Avastin (bevacizumab) has become a drug of choice by some opthalmologists for a treatment of wet macular degeneration. Genetech, the company that produces Avastin, would prefer that Lucentis be used even though doctors consider both drugs equivalent treatment for this eye disease. Yet, Avastin continues to be used as a treatment of macular degeneration, even though it has no FDA approval for such use.
With the two drugs being considered equivalent, one must wonder why a drug manufacturer would want doctors to use Lucentis when it costs approximately 40 – 50 times as much as Avastin.
Avastin works by inhibiting the growth of abnormal blood vessels in the retina. The growth of these blood vessels indicates that a person is suffering from wet macular degeneration. Researchers at the University of Miami’s Bascom Palmer Eye Institute demonstrated that Avastin substantially reduced the leakage in these blood vessels. This halted the progression of and in some cases reversed the damage caused by wet macular degeneration.
However Genentech, the company that produces Avastin, is concerned with the potential adverse effects of the drug if it is used to treat wet macular degeneration. The use of the drug to treat this eye disease is considered off-label and even though it has become a widespread treatment for macular degeneration, Genentech continues to promote it’s more costly drug Lucentis (ranibizumab). A single treatment of Lucentis can cost approximately $2,000 for a single treatment, while a single treatment of Avastin would cost approximately $50.
In May 2007 British researchers published a cost analysis comparting the use of Lucentis and Avastin to treat macular degeneration. The study was published in the British Journal of Opthalmology and in it, researchers concluded that Lucentis would have to be 2.5 times as effective in treating macular degeneration to justify the additional costs being charged for the drug. Researchers indicated that Lucentis when compared to Avastin, does not appear to be as cost-effective.
In October 2007 the company that makes both Lucentis and Avastin announced a strategy that would limit the availability of Avastin for ocular uses such as treatment of macular degeneration. This strategy was to kick in as of January 1, 2008 and the reason for this according to GenenTech was due to safety concerns when Avastin was divided into smaller quanities need for injection into the eye.
GenenTech later responded to widespread protests from eye doctors and organizations, including the American Academy of Ophthalmology (AAO) by announcing that Avastin would still be sold directly to physicians and delivered to destinations of their choice, including pharmacies used at dividing the drug.
In November 2007, an emotionally charged AAO conference session seen eye doctors protesting the original decision that would have seen supplies of Avastin used to treat wet macular degeneration deprived from low income individuals. Genentech responded by saying it would not interfere with doctors who elected to prescribe Avastin for ophthalmic uses.
In the past, serious safety concerns were expressed about the off-label use of Avastin as a macular degeneration treatment. The FDA in 2005 warned that Avastin when used to treat colon cancer and other cancers, could significantly increase the risk of stroke, heart attack and other related adverse health events. However, the British Journal of Ophthalmology in July 2006 published results of one internet survey among eye doctors where no adverse health side effects were shown when Avastin was used to treat macular degeneration.
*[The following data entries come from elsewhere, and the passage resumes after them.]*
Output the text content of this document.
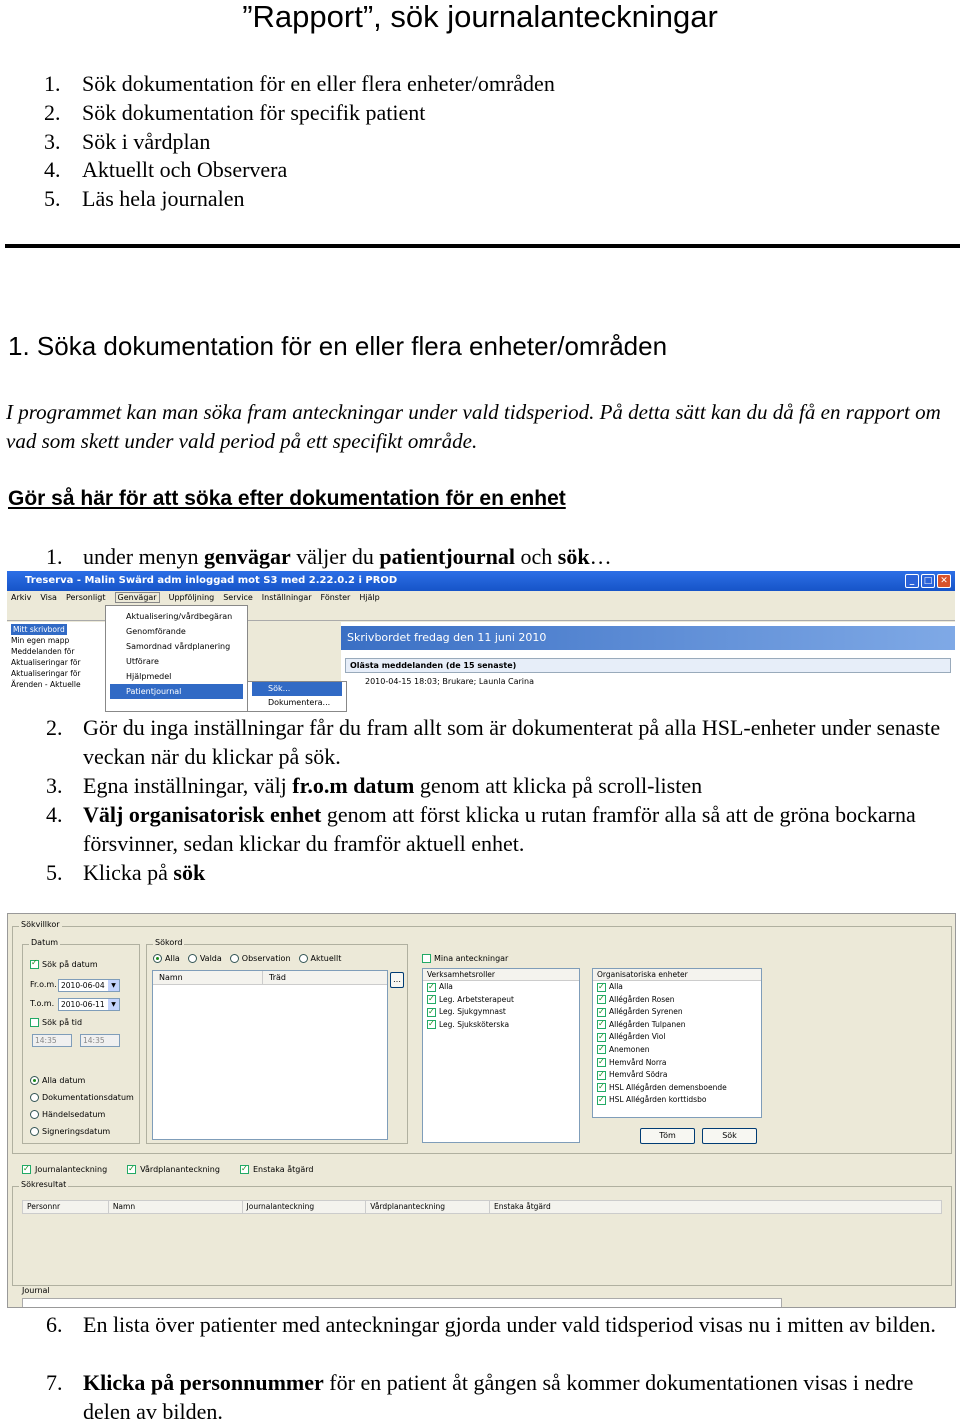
”Rapport”, sök journalanteckningar
1. Sök dokumentation för en eller flera enheter/områden
2. Sök dokumentation för specifik patient
3. Sök i vårdplan
4. Aktuellt och Observera
5. Läs hela journalen
1. Söka dokumentation för en eller flera enheter/områden
I programmet kan man söka fram anteckningar under vald tidsperiod. På detta sätt kan du då få en rapport om vad som skett under vald period på ett specifikt område.
Gör så här för att söka efter dokumentation för en enhet
1. under menyn genvägar väljer du patientjournal och sök…
Treserva - Malin Swärd adm inloggad mot S3 med 2.22.0.2 i PROD	_	□ ✕
Arkiv Visa Personligt Genvägar Uppföljning Service Inställningar Fönster Hjälp
Mitt skrivbord
Min egen mapp
Meddelanden för
Aktualiseringar för
Aktualiseringar för
Ärenden - Aktuelle
Skrivbordet fredag den 11 juni 2010
Olästa meddelanden (de 15 senaste)
2010-04-15 18:03; Brukare; Launla Carina
Aktualisering/vårdbegäran
Genomförande
Samordnad vårdplanering
Utförare
Hjälpmedel
Patientjournal	Sök...
Dokumentera...
2. Gör du inga inställningar får du fram allt som är dokumenterat på alla HSL-enheter under senaste veckan när du klickar på sök.
3. Egna inställningar, välj fr.o.m datum genom att klicka på scroll-listen
4. Välj organisatorisk enhet genom att först klicka u rutan framför alla så att de gröna bockarna försvinner, sedan klickar du framför aktuell enhet.
5. Klicka på sök
Sökvillkor
Datum
✓Sök på datum
Fr.o.m. 2010-06-04	▼
T.o.m. 2010-06-11	▼
Sök på tid
14:35	14:35
Alla datum
Dokumentationsdatum
Händelsedatum
Signeringsdatum
Sökord
Alla	Valda	Observation	Aktuellt
Namn	Träd	…
Mina anteckningar
Verksamhetsroller
✓Alla
✓Leg. Arbetsterapeut
✓Leg. Sjukgymnast
✓Leg. Sjuksköterska
Organisatoriska enheter
✓Alla
✓Allégården Rosen
✓Allégården Syrenen
✓Allégården Tulpanen
✓Allégården Viol
✓Anemonen
✓Hemvård Norra
✓Hemvård Södra
✓HSL Allégården demensboende
✓HSL Allégården korttidsbo
Töm	Sök
✓Journalanteckning ✓	Vårdplananteckning ✓	Enstaka åtgärd
Sökresultat
Personnr	Namn	Journalanteckning	Vårdplananteckning	Enstaka åtgärd
Journal
6. En lista över patienter med anteckningar gjorda under vald tidsperiod visas nu i mitten av bilden.
7. Klicka på personnummer för en patient åt gången så kommer dokumentationen visas i nedre delen av bilden.
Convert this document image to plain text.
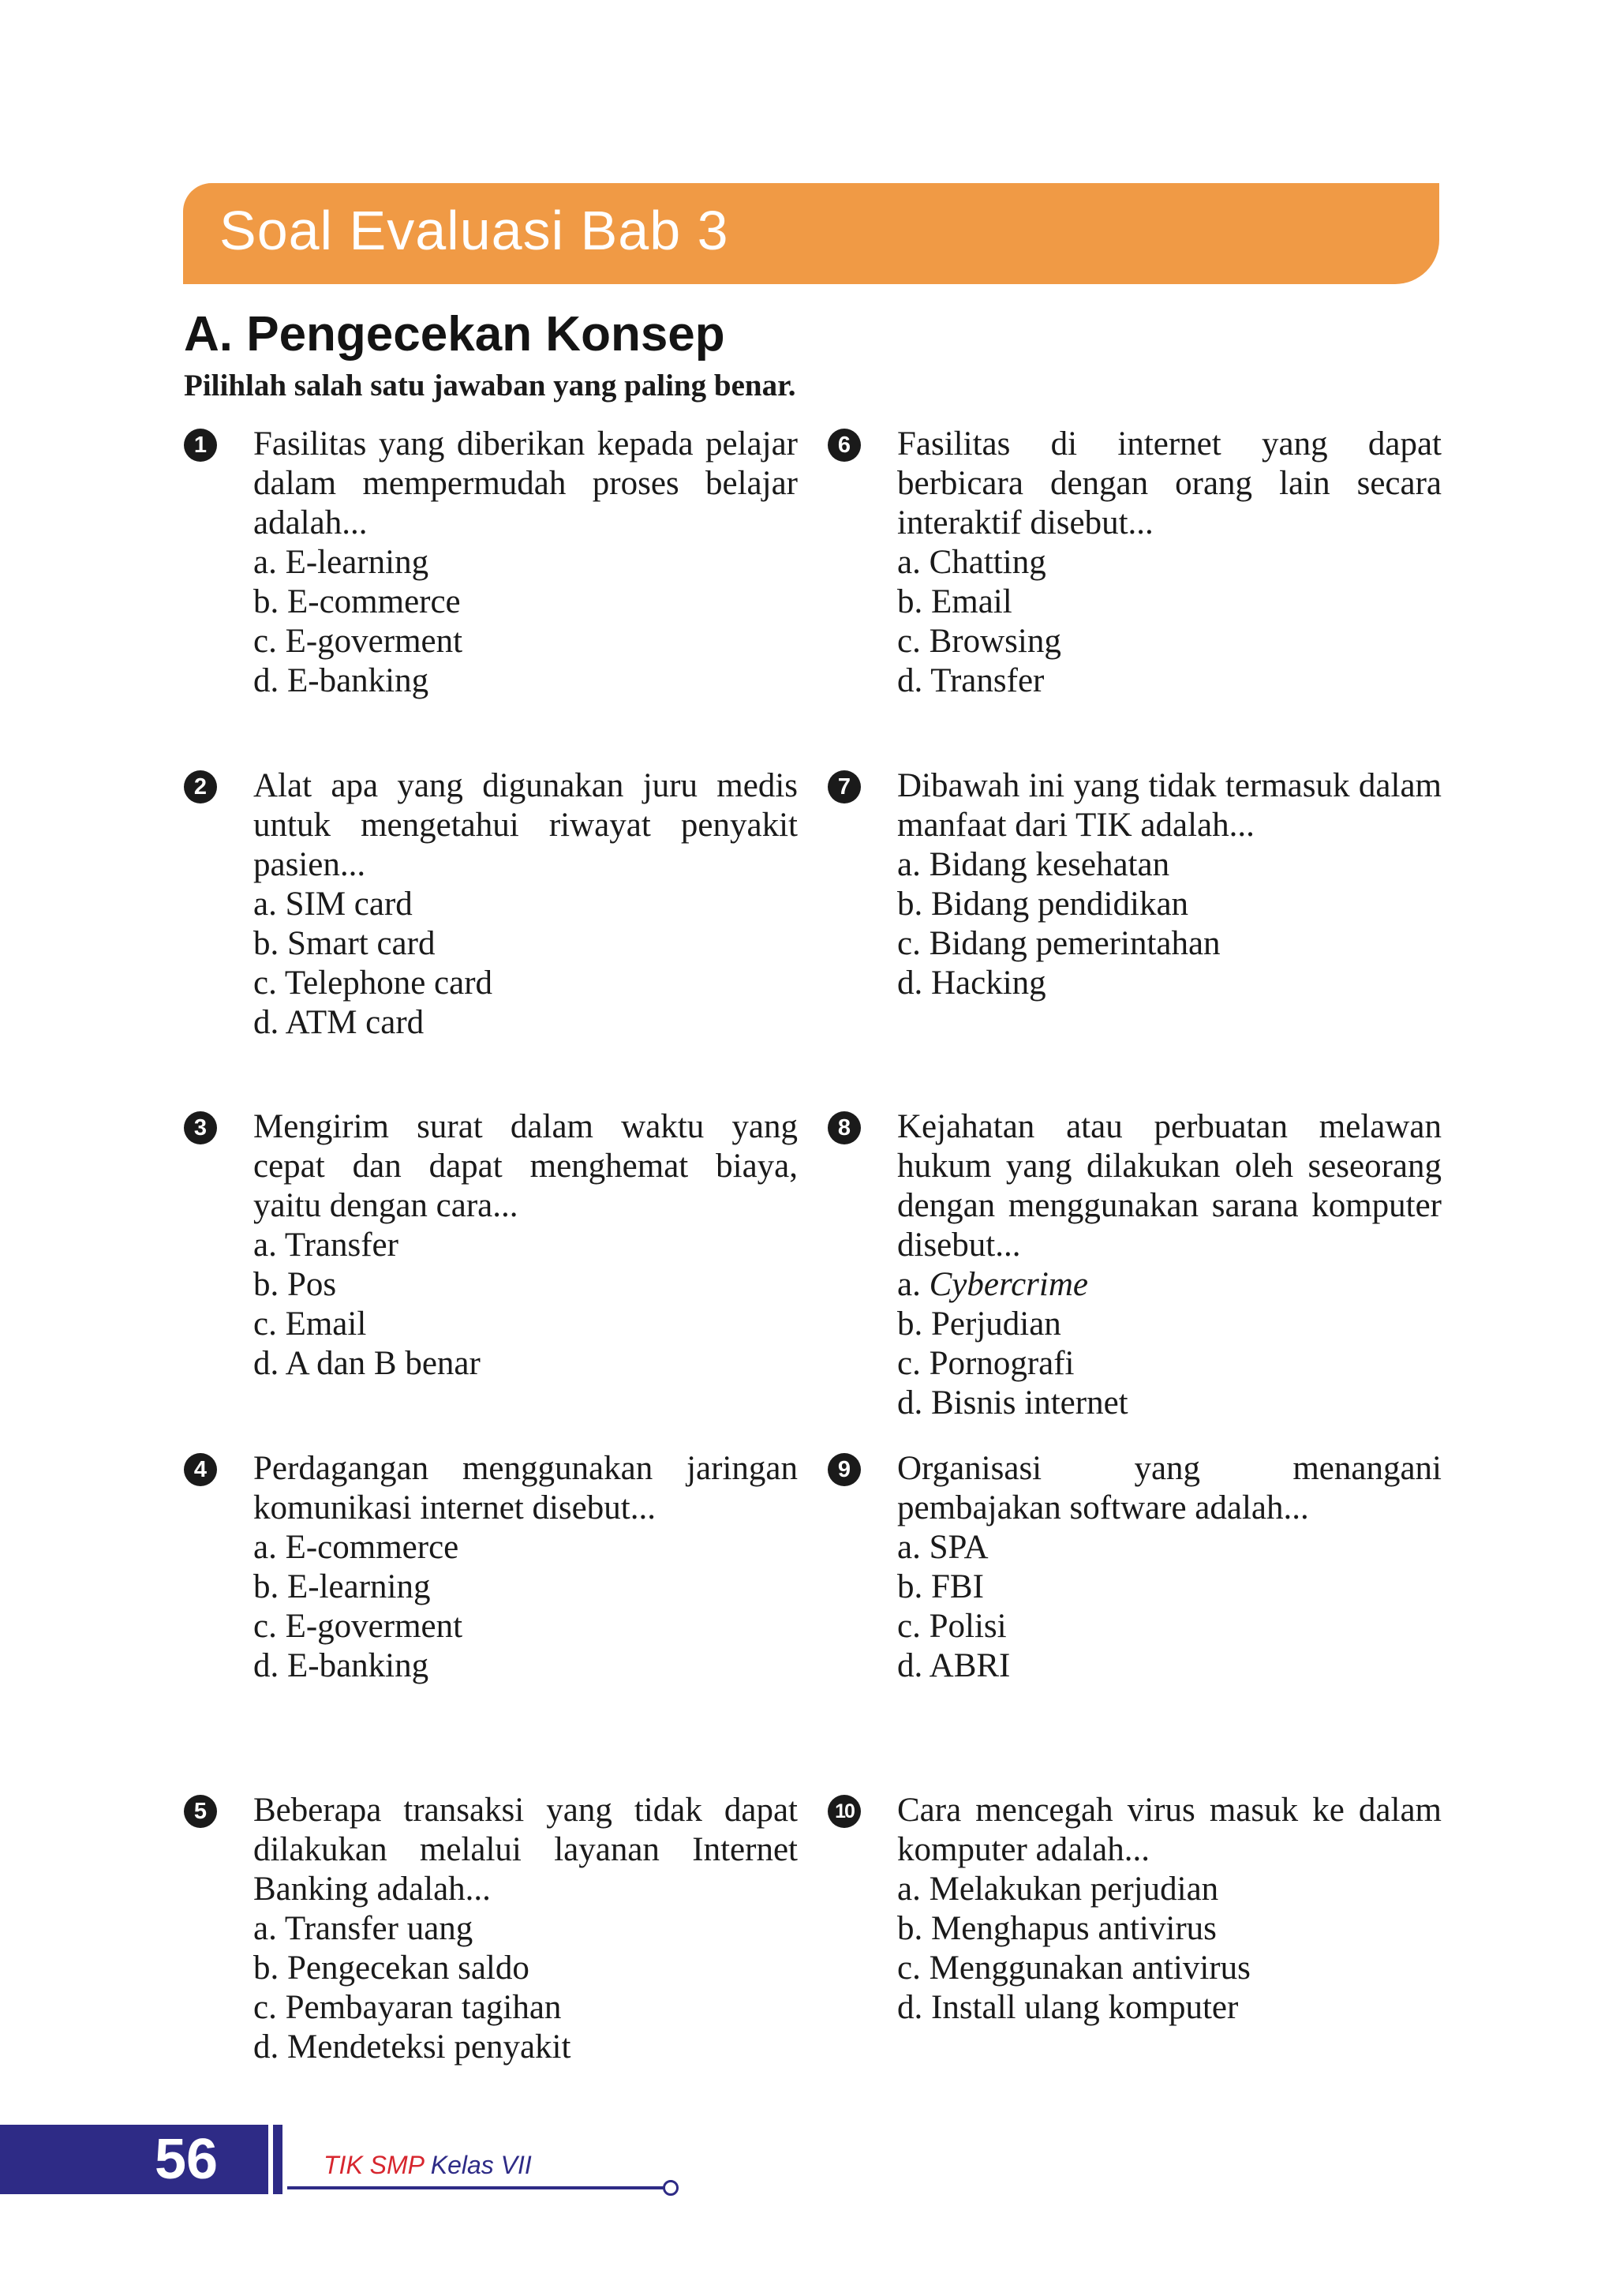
Soal Evaluasi Bab 3
A. Pengecekan Konsep
Pilihlah salah satu jawaban yang paling benar.
1	Fasilitas yang diberikan kepada pelajar dalam mempermudah proses belajar adalah...
a. E-learning
b. E-commerce
c. E-goverment
d. E-banking
2	Alat apa yang digunakan juru medis untuk mengetahui riwayat penyakit pasien...
a. SIM card
b. Smart card
c. Telephone card
d. ATM card
3	Mengirim surat dalam waktu yang cepat dan dapat menghemat biaya, yaitu dengan cara...
a. Transfer
b. Pos
c. Email
d. A dan B benar
4	Perdagangan menggunakan jaringan komunikasi internet disebut...
a. E-commerce
b. E-learning
c. E-goverment
d. E-banking
5	Beberapa transaksi yang tidak dapat dilakukan melalui layanan Internet Banking adalah...
a. Transfer uang
b. Pengecekan saldo
c. Pembayaran tagihan
d. Mendeteksi penyakit
6	Fasilitas di internet yang dapat berbicara dengan orang lain secara interaktif disebut...
a. Chatting
b. Email
c. Browsing
d. Transfer
7	Dibawah ini yang tidak termasuk dalam manfaat dari TIK adalah...
a. Bidang kesehatan
b. Bidang pendidikan
c. Bidang pemerintahan
d. Hacking
8	Kejahatan atau perbuatan melawan hukum yang dilakukan oleh seseorang dengan menggunakan sarana komputer disebut...
a. Cybercrime
b. Perjudian
c. Pornografi
d. Bisnis internet
9	Organisasi yang menangani pembajakan software adalah...
a. SPA
b. FBI
c. Polisi
d. ABRI
10 Cara mencegah virus masuk ke dalam komputer adalah...
a. Melakukan perjudian
b. Menghapus antivirus
c. Menggunakan antivirus
d. Install ulang komputer
56	TIK SMP Kelas VII
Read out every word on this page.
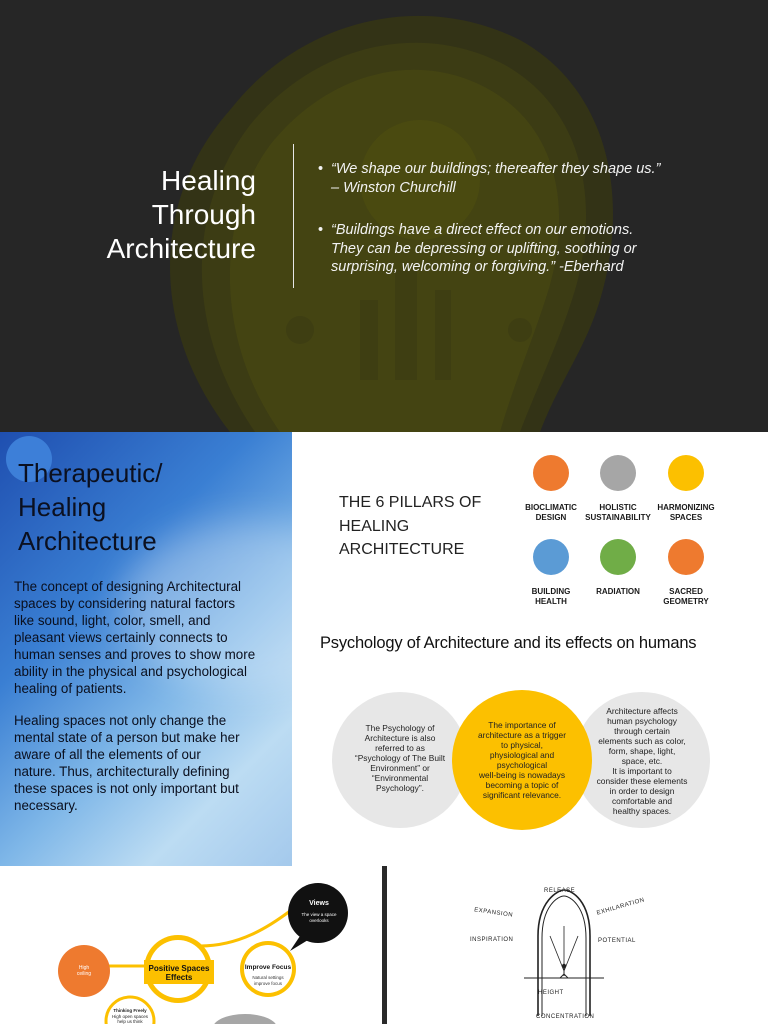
Healing
Through
Architecture
• “We shape our buildings; thereafter they shape us.”
– Winston Churchill
• “Buildings have a direct effect on our emotions.
They can be depressing or uplifting, soothing or
surprising, welcoming or forgiving.” -Eberhard
Therapeutic/
Healing
Architecture
The concept of designing Architectural
spaces by considering natural factors
like sound, light, color, smell, and
pleasant views certainly connects to
human senses and proves to show more
ability in the physical and psychological
healing of patients.
Healing spaces not only change the
mental state of a person but make her
aware of all the elements of our
nature. Thus, architecturally defining
these spaces is not only important but
necessary.
THE 6 PILLARS OF
HEALING
ARCHITECTURE
BIOCLIMATIC
DESIGN
HOLISTIC
SUSTAINABILITY
HARMONIZING
SPACES
BUILDING
HEALTH
RADIATION	SACRED
GEOMETRY
Psychology of Architecture and its effects on humans
The Psychology of
Architecture is also
referred to as
“Psychology of The Built
Environment” or
“Environmental
Psychology”.
The importance of
architecture as a trigger
to physical,
physiological and
psychological
well-being is nowadays
becoming a topic of
significant relevance.
Architecture affects
human psychology
through certain
elements such as color,
form, shape, light,
space, etc.
It is important to
consider these elements
in order to design
comfortable and
healthy spaces.
Views
The view a space
overlooks
Positive Spaces
Effects
Improve Focus
Natural settings
improve focus
High
ceiling
Thinking Freely
High open spaces
help us think
RELEASE
EXPANSION	EXHILARATION
INSPIRATION	POTENTIAL
HEIGHT
CONCENTRATION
The reason given for these results seemingly came from the low doses of the drug used when injected into the eye to treat this eye disease. Other researchers did indicate that the long-term safety risks of off-label Avastin use in the eye remain unknown. When used to treat cancer, higher doses of Avastin are used and the drug is administered through an intravenous, differing from the injection required to treat the eye disease macular degeneration.
One must truly wonder if this is about saving a persons sight or if it is more about making money. There is little doubt that when presented with the options of treatments for macular degeneration that cost 40 – 50 times more than Avastin, those patients who suffer from this eye disease will opt for the less expensive treatment. Most patients diagnosed with wet macular degeneration are elderly on fixed incomes and possess little or no medical insurance.
Many state run health plans do not cover the costs of either Lucentis or Avastin, leaving patients in a vulnerable state where they have to choose saving their sight or spending what little savings they have. For many, the choice is obvious and they elect to be treated with Avastin, even though this use is considered off-label for the eye disease.
With more research taking place into the effectiveness and safety of Avastin when used to treat macular degeneration, both patients and doctors will be given more information from which they can make the right decision for their treatments.